By Justin Sink
A new poll released Tuesday finds the national favorability of Congress has again slipped into single digits, with American's elected officials now polling lower than painful medical procedures and a certain Canadian rock band.
The survey, from Democratic firm Public Policy Polling, showed Congress with a mere 9 percent favorability rating. By contrast, 85 percent of voters see legislators in a negative way.
Congress didn't fare much better when compared against a wide swath of generally disliked staples of modern life. Asked for their preference between Congress and lice, the microscopic insects prevail 67-19 percent. Ditto colonoscopies (58-31 percent), root canals (65-32 percent), and being stuck in traffic (56-34 percent).
In fact, the list of subjects polling better than Congress was nearly inexhaustible: Genghis Khan (41-37 percent), Donald Trump (44-42 percent) and cockroaches (45-43 percent) all beat out the House and Senate.
There were a rare few items that Congress managed to exceed in the poll, however. Tabloid stars like Lindsay Lohan (41-45 percent) and the Kardashians (36-49 percent) were both seen less favorably than Congress. K Street also got no love in the survey: 48 percent said they preferred Congress to the people that worked to influence them, while just three in 10 preferred lobbyists.

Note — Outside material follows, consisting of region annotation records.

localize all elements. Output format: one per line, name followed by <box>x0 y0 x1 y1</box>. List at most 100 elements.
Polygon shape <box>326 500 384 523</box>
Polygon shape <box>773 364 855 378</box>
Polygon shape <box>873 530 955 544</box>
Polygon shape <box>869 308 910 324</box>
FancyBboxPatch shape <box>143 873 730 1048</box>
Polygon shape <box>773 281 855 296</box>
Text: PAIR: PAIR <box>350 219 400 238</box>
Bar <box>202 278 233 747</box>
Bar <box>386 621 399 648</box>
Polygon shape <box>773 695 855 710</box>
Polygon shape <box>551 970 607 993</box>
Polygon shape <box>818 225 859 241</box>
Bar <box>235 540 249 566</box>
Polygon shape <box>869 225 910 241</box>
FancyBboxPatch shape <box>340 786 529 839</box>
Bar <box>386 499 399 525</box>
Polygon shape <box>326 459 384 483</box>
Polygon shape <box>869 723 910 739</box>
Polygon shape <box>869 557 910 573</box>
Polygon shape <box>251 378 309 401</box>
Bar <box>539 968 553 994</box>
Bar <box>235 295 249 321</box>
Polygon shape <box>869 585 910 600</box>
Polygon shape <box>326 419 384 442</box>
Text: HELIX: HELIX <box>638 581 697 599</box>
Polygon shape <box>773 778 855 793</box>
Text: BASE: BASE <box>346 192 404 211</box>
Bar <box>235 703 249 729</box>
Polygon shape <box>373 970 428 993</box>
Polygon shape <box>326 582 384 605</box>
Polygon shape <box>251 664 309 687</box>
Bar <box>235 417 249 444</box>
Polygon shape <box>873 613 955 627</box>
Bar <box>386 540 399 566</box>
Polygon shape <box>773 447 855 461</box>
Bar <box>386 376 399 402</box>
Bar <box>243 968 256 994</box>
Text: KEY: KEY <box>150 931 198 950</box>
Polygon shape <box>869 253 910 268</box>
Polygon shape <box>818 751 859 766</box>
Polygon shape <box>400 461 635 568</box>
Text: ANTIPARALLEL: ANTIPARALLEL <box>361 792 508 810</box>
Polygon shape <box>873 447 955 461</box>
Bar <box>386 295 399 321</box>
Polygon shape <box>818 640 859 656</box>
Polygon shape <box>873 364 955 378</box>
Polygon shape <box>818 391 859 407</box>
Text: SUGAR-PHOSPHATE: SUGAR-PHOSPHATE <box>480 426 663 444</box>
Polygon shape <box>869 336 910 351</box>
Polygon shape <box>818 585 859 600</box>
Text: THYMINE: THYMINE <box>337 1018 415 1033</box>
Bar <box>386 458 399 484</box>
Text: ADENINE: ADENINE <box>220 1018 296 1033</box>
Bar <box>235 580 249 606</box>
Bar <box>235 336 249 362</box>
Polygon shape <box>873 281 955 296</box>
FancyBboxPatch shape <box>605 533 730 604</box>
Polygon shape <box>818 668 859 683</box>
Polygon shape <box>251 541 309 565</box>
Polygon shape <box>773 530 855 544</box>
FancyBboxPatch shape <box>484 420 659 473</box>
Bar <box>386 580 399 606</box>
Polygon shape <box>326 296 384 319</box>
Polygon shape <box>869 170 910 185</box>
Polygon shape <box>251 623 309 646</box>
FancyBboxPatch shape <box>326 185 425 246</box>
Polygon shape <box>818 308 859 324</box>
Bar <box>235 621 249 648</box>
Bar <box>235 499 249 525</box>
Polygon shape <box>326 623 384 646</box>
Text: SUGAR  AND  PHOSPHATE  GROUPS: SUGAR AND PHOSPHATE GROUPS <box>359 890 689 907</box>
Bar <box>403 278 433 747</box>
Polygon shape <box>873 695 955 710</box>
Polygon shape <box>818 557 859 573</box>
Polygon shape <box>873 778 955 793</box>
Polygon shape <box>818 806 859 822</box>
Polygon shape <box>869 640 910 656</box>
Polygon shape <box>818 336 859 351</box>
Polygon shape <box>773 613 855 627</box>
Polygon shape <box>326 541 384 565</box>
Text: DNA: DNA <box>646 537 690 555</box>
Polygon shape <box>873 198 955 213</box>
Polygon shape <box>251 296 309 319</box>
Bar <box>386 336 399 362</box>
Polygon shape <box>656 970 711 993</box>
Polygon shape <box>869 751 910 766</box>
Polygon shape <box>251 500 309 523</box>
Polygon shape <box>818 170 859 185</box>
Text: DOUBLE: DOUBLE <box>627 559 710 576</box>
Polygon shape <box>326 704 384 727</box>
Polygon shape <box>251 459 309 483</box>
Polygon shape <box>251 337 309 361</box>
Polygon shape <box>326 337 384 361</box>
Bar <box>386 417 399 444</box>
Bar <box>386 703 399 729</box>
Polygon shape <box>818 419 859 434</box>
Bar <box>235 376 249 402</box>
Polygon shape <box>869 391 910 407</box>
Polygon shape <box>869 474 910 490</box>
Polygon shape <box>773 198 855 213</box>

Former Democratic presidential candidate John Edwards, himself once a member of the Senate, fared worse than his colleagues (29-45 percent), as did former Cuban leader Fidel Castro (32-54 percent) and North Korea (26-61 percent). Congress was also favored over more than half of respondents over diseases like gonorrhea and ebola, and eked out polling wins over playground bullies, telemarketers and meth labs.
PPP surveyed 830 voters from Jan. 3 to Jan. 6 via automated telephone interviews. The margin of error was 3.4 percentage points.